By Laura U. Marks
In contact, Laura U. Marks develops a serious technique extra tactile than visible, an intensely actual and sensuous engagement with works of media paintings that enriches our realizing and adventure of those works and of paintings itself. those serious, theoretical, and private essays function a advisor to advancements in nonmainstream media artwork in past times ten years-sexual illustration debates, documentary ethics, the shift from analog to electronic media, a brand new social obsession with scent. Marks takes up famous artists like experimental filmmaker Ken Jacobs and mysterious animators the Brothers Quay, and introduces groundbreaking, lesser-known movie, video, and electronic artists. From this emerges a materialist theory-an embodied, erotic courting to paintings and to the realm. Marks's process ends up in an appreciation of the works' mortal our bodies: film's unstable emulsion, video's fragile magnetic base, crash-prone internet paintings; it additionally bargains a effective replacement to the preferred realizing of electronic media as "virtual" and immaterial. Weaving a continual cloth from philosophy, fiction, technological know-how, desires, and intimate event, contact opens a brand new global of artwork media to readers. Laura U. Marks, affiliate professor of movie reviews at Carleton collage, Ottawa, is a critic and curator of artists' self sustaining media. She is the writer of the surface of the movie (2000).
Read or Download Touch: Sensuous Theory and Multisensory Media PDF
Best movies books
Landscapes of loss: the national past in postwar French cinema
The best way each ecu kingdom after the WW2 reacted dealing with the internal and outer demons the bloody strains sealed in upon the collective subconscious, obviously diversified from kingdom in kingdom. whereas Italy determined to make a profound revision of its personal nature (The Italian Neo-realism) or Germany (supported via a fabulous literary flow and the intense elevating of memorable administrators corresponding to Fassbinder, Herzog, Wenders, Kluge, Schlondorff or Aldon), France due in nice half to their a number of creative traits, did not' t react because it have been, unanimously at the similar means.

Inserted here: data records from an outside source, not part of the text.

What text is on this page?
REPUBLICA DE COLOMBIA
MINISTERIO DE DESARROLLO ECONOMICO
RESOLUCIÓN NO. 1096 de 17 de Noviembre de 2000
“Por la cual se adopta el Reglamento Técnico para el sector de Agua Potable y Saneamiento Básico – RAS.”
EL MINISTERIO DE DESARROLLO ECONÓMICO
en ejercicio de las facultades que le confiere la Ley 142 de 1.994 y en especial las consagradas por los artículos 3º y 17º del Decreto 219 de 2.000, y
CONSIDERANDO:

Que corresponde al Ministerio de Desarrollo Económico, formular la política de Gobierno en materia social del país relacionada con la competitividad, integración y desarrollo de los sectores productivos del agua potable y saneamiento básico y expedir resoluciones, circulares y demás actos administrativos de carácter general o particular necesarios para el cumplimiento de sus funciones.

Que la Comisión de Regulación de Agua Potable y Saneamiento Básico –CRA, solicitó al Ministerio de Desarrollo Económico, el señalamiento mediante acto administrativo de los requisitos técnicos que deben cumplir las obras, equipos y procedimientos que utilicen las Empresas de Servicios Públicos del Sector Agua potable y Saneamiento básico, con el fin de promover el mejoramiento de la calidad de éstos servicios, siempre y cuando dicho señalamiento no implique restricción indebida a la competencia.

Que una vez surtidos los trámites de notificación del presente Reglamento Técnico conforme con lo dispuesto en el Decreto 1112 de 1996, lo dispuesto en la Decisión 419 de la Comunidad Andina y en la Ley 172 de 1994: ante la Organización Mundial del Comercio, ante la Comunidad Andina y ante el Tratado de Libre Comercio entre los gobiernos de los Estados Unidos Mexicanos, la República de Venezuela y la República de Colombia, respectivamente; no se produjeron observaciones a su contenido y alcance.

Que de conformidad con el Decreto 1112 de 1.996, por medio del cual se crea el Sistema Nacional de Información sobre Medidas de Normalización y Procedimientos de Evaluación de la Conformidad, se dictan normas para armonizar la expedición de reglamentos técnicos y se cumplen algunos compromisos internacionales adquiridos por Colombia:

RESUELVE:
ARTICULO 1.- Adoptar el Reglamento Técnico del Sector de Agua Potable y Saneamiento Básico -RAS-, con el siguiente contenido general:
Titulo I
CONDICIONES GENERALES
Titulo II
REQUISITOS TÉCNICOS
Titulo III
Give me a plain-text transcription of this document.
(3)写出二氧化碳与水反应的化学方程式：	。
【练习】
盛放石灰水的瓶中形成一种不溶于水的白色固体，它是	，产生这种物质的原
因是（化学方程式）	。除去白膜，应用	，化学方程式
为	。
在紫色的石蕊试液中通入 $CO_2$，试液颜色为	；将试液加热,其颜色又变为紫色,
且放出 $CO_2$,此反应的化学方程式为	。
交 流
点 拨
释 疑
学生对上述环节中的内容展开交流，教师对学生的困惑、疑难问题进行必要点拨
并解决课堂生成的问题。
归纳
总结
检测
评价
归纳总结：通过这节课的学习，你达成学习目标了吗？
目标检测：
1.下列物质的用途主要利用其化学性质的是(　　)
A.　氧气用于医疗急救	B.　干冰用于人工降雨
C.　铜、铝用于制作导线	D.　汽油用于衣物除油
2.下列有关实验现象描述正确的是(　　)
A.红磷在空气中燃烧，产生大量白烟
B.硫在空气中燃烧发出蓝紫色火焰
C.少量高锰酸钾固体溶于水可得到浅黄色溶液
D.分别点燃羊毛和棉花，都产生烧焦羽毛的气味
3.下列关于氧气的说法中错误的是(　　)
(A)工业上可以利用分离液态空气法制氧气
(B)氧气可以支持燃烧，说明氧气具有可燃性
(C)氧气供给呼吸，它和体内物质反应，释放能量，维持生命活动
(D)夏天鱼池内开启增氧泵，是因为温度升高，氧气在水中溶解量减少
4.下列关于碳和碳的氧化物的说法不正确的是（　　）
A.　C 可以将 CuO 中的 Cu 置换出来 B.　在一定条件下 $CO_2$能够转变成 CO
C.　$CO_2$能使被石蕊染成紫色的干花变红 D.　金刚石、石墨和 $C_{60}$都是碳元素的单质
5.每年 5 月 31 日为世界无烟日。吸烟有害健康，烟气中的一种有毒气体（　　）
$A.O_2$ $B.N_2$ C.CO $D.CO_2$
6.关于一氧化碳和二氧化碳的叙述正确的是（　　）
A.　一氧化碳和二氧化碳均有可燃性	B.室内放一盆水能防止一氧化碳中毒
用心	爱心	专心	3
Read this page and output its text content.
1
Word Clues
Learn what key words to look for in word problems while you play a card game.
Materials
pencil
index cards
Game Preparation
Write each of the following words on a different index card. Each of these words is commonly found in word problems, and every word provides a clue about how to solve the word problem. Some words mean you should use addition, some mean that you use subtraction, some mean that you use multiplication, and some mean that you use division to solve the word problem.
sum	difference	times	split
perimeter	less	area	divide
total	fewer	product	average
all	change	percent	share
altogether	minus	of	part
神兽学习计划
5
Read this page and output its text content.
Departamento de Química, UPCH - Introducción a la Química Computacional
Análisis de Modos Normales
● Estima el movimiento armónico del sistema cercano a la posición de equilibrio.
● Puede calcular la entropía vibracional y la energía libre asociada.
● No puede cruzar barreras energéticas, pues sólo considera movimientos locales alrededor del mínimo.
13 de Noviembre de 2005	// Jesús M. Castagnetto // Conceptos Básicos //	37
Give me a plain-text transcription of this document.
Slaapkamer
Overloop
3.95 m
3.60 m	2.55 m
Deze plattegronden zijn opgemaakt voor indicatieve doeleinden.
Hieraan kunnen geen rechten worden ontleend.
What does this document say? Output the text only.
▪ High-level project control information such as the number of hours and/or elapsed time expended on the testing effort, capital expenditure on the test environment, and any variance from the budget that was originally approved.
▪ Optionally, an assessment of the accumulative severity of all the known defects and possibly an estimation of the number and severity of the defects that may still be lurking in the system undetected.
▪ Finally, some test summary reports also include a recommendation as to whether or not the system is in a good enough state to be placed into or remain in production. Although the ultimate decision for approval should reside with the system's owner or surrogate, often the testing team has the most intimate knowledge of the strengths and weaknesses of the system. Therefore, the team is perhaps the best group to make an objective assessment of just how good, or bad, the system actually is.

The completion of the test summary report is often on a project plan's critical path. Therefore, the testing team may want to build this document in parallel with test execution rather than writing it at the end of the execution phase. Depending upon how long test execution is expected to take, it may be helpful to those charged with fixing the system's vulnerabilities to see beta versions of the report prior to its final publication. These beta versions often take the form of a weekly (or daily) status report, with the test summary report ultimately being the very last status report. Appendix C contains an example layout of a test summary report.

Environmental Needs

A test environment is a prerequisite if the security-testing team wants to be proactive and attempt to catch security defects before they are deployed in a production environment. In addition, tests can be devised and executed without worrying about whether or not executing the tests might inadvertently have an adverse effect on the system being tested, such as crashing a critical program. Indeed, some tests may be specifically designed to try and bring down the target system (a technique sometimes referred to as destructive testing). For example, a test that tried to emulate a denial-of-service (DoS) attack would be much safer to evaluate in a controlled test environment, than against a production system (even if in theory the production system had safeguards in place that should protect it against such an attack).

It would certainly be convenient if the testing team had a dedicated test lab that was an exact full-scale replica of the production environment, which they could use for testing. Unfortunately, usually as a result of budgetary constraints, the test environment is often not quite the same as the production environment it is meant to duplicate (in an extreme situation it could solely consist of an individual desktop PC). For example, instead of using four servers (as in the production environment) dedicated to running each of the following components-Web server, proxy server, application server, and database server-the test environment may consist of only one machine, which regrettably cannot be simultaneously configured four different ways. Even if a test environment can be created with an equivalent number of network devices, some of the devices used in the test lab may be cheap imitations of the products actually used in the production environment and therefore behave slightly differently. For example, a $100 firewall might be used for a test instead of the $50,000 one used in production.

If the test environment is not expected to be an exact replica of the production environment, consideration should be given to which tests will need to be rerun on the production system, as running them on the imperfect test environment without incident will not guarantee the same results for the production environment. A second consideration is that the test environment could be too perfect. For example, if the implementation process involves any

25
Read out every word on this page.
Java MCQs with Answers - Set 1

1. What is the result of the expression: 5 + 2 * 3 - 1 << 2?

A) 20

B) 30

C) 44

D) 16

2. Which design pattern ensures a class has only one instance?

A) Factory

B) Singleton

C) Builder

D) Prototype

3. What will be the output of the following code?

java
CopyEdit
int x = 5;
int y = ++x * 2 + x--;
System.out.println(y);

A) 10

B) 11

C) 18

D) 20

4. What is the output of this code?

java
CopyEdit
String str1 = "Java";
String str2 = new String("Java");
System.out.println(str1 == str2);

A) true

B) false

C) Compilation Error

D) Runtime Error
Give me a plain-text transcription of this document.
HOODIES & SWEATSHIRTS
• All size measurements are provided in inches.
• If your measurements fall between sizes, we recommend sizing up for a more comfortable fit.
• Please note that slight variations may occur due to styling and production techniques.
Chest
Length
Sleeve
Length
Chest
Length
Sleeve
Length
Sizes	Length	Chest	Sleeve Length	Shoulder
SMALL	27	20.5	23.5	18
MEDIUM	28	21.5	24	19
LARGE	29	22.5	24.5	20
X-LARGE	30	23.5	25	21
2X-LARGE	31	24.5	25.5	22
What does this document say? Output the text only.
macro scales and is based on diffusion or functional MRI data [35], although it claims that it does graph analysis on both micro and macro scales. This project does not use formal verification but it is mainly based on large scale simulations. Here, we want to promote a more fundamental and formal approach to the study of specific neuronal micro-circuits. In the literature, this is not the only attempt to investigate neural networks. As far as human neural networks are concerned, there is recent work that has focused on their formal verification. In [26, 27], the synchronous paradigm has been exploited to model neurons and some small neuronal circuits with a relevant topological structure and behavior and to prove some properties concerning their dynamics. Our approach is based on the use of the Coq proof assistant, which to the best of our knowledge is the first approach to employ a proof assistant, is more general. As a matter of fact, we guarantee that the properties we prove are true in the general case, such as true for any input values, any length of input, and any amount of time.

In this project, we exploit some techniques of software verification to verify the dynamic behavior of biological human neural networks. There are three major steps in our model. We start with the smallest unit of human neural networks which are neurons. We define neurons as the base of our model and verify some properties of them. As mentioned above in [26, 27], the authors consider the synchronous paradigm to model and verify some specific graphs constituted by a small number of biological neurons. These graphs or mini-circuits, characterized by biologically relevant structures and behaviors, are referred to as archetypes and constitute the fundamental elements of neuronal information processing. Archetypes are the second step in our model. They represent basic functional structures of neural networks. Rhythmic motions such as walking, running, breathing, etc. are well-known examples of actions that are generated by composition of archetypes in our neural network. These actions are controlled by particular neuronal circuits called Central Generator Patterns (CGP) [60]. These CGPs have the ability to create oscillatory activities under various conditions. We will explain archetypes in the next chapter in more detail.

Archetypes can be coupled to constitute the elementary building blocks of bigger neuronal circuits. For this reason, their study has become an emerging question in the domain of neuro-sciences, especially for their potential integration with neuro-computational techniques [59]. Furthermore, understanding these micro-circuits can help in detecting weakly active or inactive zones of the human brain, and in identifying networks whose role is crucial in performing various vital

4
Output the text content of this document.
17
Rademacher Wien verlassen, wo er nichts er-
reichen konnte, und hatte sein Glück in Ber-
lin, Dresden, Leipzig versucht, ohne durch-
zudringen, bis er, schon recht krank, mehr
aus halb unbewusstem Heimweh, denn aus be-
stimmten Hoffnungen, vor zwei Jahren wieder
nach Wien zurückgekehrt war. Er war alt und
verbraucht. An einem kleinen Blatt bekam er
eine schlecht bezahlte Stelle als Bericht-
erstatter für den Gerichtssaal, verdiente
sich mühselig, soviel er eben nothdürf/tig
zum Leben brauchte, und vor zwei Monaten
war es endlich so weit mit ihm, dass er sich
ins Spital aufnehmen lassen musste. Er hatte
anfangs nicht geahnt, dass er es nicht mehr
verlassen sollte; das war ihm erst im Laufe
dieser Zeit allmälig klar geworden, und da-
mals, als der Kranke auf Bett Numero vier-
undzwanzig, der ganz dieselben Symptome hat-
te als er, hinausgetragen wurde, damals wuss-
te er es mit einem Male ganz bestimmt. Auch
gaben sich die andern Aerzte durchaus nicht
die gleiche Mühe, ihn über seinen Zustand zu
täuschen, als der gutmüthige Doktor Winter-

The outline for this booklet, movie within the air of secrecy of paintings, can be impending.
Confronting Modernity in the Cinemas of Taiwan and Mainland China
Regardless of transformations within the political, social, and monetary platforms of Taiwan and mainland China, the method of modernization in either has challenged conventional cultural norms. Tonglin Lu examines how transformations in cultural formation among Taiwan and China have stimulated reactions to modernity and the way cultural id has taken diverse types on each side of the Taiwan straits.
Screening the Beats: Media Culture and the Beat Sensibility
Movie critic David Sterritt’s Screening the Beats: Media tradition and the Beat Sensibility showcases the social and aesthetic viewpoints of lynchpin Beat writers Jack Kerouac, William S. Burroughs, and Allen Ginsberg, juxtaposing their artistry with Fifties tradition and reaching what Kerouac may need known as a bookmovie” riff.
- Saying It With Songs: Popular Music and the Coming of Sound to Hollywood Cinema
- The German Patient: Crisis and Recovery in Postwar Culture (Social History, Popular Culture, and Politics in Germany)
- Early American Cinema in Transition: Story, Style, and Filmmaking, 1907-1913
- Literature and Film in the Third Reich
- Hollywood Incoherent: Narration in Seventies Cinema
- British Cinema of the 1950s: The Decline of Deference
Additional resources for Touch: Sensuous Theory and Multisensory Media
Sample text
However, each of the seven meditations concludes with shots of clear-cut forests and macabre dioramas of indigenous wildlife from a natural history museum. MacDonald sets up a melancholy contrast between two sorts of stationary-camera shots: those of living mountains, where the movements of cloud and shadow gradually alter the face of the slope, and those of the dead, stuffed creatures gradually gathering dust in the museum. Perversely, the dioramas are as chock-full of “human” qualities as stills from a s TV sitcom.
MacDonald sets up a melancholy contrast between two sorts of stationary-camera shots: those of living mountains, where the movements of cloud and shadow gradually alter the face of the slope, and those of the dead, stuffed creatures gradually gathering dust in the museum. Perversely, the dioramas are as chock-full of “human” qualities as stills from a s TV sitcom. Family groups of deer or of foxes pose in perpetuity, with dad at the head of the patriarchal pyramid; a single tableau captures bears, geese, and mountain goats in mid-activity like so many Saturday-morning shoppers; the dead animals’ glass eyes gleam with intelligence.
The second part, though, definitely happened. 8 The tape’s superior, épater le bourgeois attitude makes Feingold’s critique hard to countenance. Nevertheless, it deftly questions the Western hierarchy that thinks nothing of uprooting a person from his home and bringing him across the world to study, but reacts with horror to the notion that man’s best friend also makes a good main course. Another dog-as-dinner tape takes on these issues from a quite different perspective. Michael Cho’s Animal Appetites () documents the Still from Un Chien Délicieux (1991), by Ken Feingold.